Il y a donc une mutation dans l’art de gouverner qui suit
(ou précède, ou accompagne) le passage du mercantilisme
au libéralisme allant dans le sens d’une limitation
du pouvoir politique qui n’est plus externe et hétérogène
mais interne et homogène. Ce changement s’esquisse
avec les physiocrates, favorables au despotisme (éclairé
ou non) conçu comme un pouvoir politique sans limites, qui
ne doit avoir aucune limitation externe (venant du droit). Simplement,
ce qui doit venir limiter le pouvoir politique doit provenir du
libre jeu du marché, qui doit dire ce qui doit être,
qui doit dire le vrai. Chez les physiocrates, c’est la nature
qui semble en dernier ressort devoir régler les rapports,
si bien qu’ils parlèrent de droits naturels ; en fait,
cela indique plutôt que la nature doit être le soubassement
de la gouvernementalité.
Aussi, les objectifs politiques poursuivis par l’économie
politique et le libéralisme ne changent pas fondamentalement
par rapport à ceux que poursuivaient la raison d’état
et le mercantilisme. En fait, l’économie politique
ne se fonde pas contre la raison d’état, mais elle
se fixe les mêmes objectifs. Elle conserve les mêmes
fins ; ce sont simplement les moyens qui changent. Au final, le
libéralisme poursuit la raison d’état.
Le libéralisme poursuit ainsi la raison d’état.
Il n’entre pas en rupture sur les fins, mais sur les moyens.
C’est la raison du moindre état à l’intérieur
de la raison d’état. C’est le gouvernement frugal.

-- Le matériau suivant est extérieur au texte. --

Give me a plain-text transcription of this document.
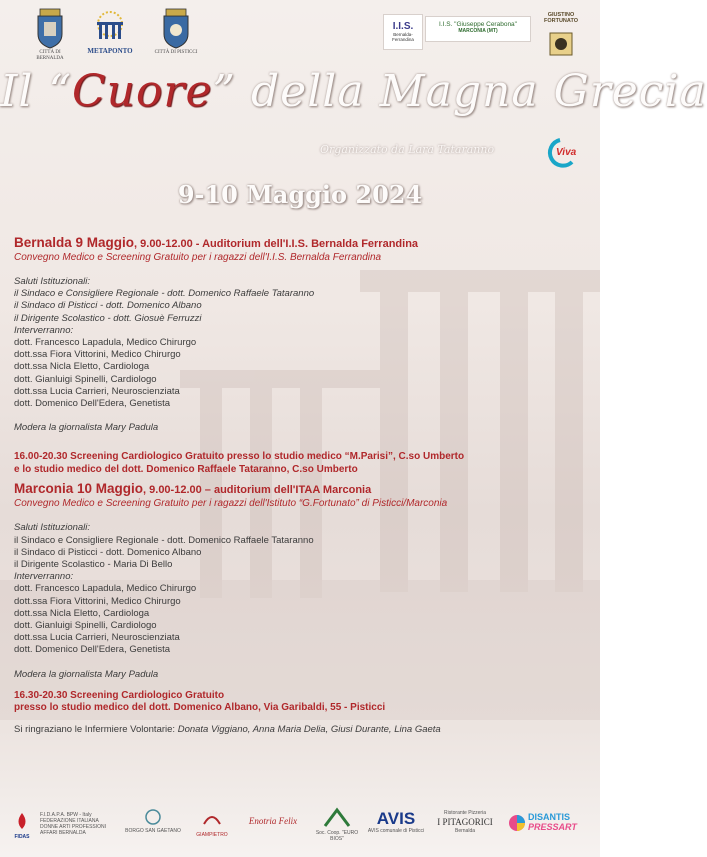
CITTÀ DI BERNALDA
METAPONTO	CITTÀ DI PISTICCI
I.I.S.
Bernalda-Ferrandina
I.I.S. "Giuseppe Cerabona"
MARCONIA (MT)
GIUSTINO FORTUNATO
Il “Cuore” della Magna Grecia
Organizzato da Lara Tataranno	Viva
9-10 Maggio 2024
Bernalda 9 Maggio, 9.00-12.00 - Auditorium dell'I.I.S. Bernalda Ferrandina
Convegno Medico e Screening Gratuito per i ragazzi dell'I.I.S. Bernalda Ferrandina
Saluti Istituzionali:
il Sindaco e Consigliere Regionale - dott. Domenico Raffaele Tataranno
il Sindaco di Pisticci - dott. Domenico Albano
il Dirigente Scolastico - dott. Giosuè Ferruzzi
Interverranno:
dott. Francesco Lapadula, Medico Chirurgo
dott.ssa Fiora Vittorini, Medico Chirurgo
dott.ssa Nicla Eletto, Cardiologa
dott. Gianluigi Spinelli, Cardiologo
dott.ssa Lucia Carrieri, Neuroscienziata
dott. Domenico Dell'Edera, Genetista
Modera la giornalista Mary Padula
16.00-20.30 Screening Cardiologico Gratuito presso lo studio medico “M.Parisi”, C.so Umberto
e lo studio medico del dott. Domenico Raffaele Tataranno, C.so Umberto
Marconia 10 Maggio, 9.00-12.00 – auditorium dell'ITAA Marconia
Convegno Medico e Screening Gratuito per i ragazzi dell'Istituto “G.Fortunato” di Pisticci/Marconia
Saluti Istituzionali:
il Sindaco e Consigliere Regionale - dott. Domenico Raffaele Tataranno
il Sindaco di Pisticci - dott. Domenico Albano
il Dirigente Scolastico - Maria Di Bello
Interverranno:
dott. Francesco Lapadula, Medico Chirurgo
dott.ssa Fiora Vittorini, Medico Chirurgo
dott.ssa Nicla Eletto, Cardiologa
dott. Gianluigi Spinelli, Cardiologo
dott.ssa Lucia Carrieri, Neuroscienziata
dott. Domenico Dell'Edera, Genetista
Modera la giornalista Mary Padula
16.30-20.30 Screening Cardiologico Gratuito
presso lo studio medico del dott. Domenico Albano, Via Garibaldi, 55 - Pisticci
Si ringraziano le Infermiere Volontarie: Donata Viggiano, Anna Maria Delia, Giusi Durante, Lina Gaeta
FIDAS
F.I.D.A.P.A. BPW - Italy
FEDERAZIONE ITALIANA DONNE ARTI PROFESSIONI AFFARI BERNALDA	BORGO SAN GAETANO
GIAMPIETRO
Enotria Felix
Soc. Coop. "EURO BIOS"
AVIS
AVIS comunale di Pisticci
Ristorante Pizzeria
I PITAGORICI
Bernalda
DISANTIS
PRESSART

Il s’agit d’un nouvel art de gouverner inédit
: on aboutit à l’idée que pour gouverner le
mieux possible, il faut gouverner le moins possible. Ceci est possible
par le branchement de l’art de gouverner, de la raison d’état
sur l’économie politique.
Précédemment, avant le XVIIIe siècle où
nait ce nouvel art de gouverner, le marché était avant
tout un lieu de justice : par tout un ensemble de mécanismes,
comme celui de l’offre et de la demande, le marché
fixait un prix qui était considéré comme juste
tant pour l’acheteur que pour le vendeur ; il revenait ensuite
au droit d’empêcher toute fraude.
Puis, au XVIIIe siècle, sous l’impulsion des physiocrates
a lieu une mutation. Le marché dit moins ce qui est juste
que ce qui est vrai. Les économistes pensent avoir cerné
des mécanismes naturels, des lois naturelles, si bien que
le prix dit par le marché est le bon, est vrai, ce qui est
d’avantage qu’un prix simplement juste. Le marché
devient le lieu où l’on peut aboutir à une vérité.
Par suite, c’est le marché qui permettra au gouvernement
de pouvoir fonctionner à la vérité, et c’est
pourquoi il doit se coupler sur l’économie politique.

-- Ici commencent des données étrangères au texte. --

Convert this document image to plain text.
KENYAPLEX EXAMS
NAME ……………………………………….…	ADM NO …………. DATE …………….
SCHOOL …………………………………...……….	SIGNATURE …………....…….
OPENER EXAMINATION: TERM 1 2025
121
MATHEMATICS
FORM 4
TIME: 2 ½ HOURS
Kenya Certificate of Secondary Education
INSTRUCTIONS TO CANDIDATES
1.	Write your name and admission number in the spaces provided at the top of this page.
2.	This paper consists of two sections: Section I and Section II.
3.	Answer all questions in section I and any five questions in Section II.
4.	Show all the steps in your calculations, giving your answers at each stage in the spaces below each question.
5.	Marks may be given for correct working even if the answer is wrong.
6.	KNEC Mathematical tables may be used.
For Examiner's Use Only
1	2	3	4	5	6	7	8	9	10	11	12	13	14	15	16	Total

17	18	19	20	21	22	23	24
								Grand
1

De lieu de juridiction jusqu’au début du XVIIIe siècle,
le marché devient lieu de véridiction.
Comment cette mutation a-t-elle été possible ? C’est
moins parce que les économistes furent convaincants et les
gouvernants séduits, ou bien parce que l’on serait
entrés dans l’âge de l’économie
marchande, mais plutôt pour tout un ensemble de raisons disparates,
hétérogènes, parfois sans connexions visibles
entre elles, mais qui forment néanmoins système. C’est
ce réseau – on pourrait dire cette épistémè,
ce dispositif – que Foucault propose de mettre à jour
Le problème de la véridiction, du dire-vrai consiste
ainsi à s’interroger sur comment un discours peut être
dit vrai à un moment donné. Par exemple, sur la sexualité,
les médecins du XIXe siècle ont dit de nombreuses
choses insensées. Ce qui intéressait Foucault à
leur sujet, plus le fait que l’on sache aujourd’hui
que cette science du sexe n’en était pas une, plus
de rechercher comment on a pu démasquer l’erreur et
passer à une connaissance de la sexualité supposée
plus vraie, c’était de mettre à jour les conditions
de véridiction qui ont fait qu’on ait pu dire cela
à l’époque, que ce discours sur la sexualité
ait pu être considéré comme appartenant au savoir
scientifique, que ces inepties sur la sexualité aient pu
avoir du crédit à un certain moment historique.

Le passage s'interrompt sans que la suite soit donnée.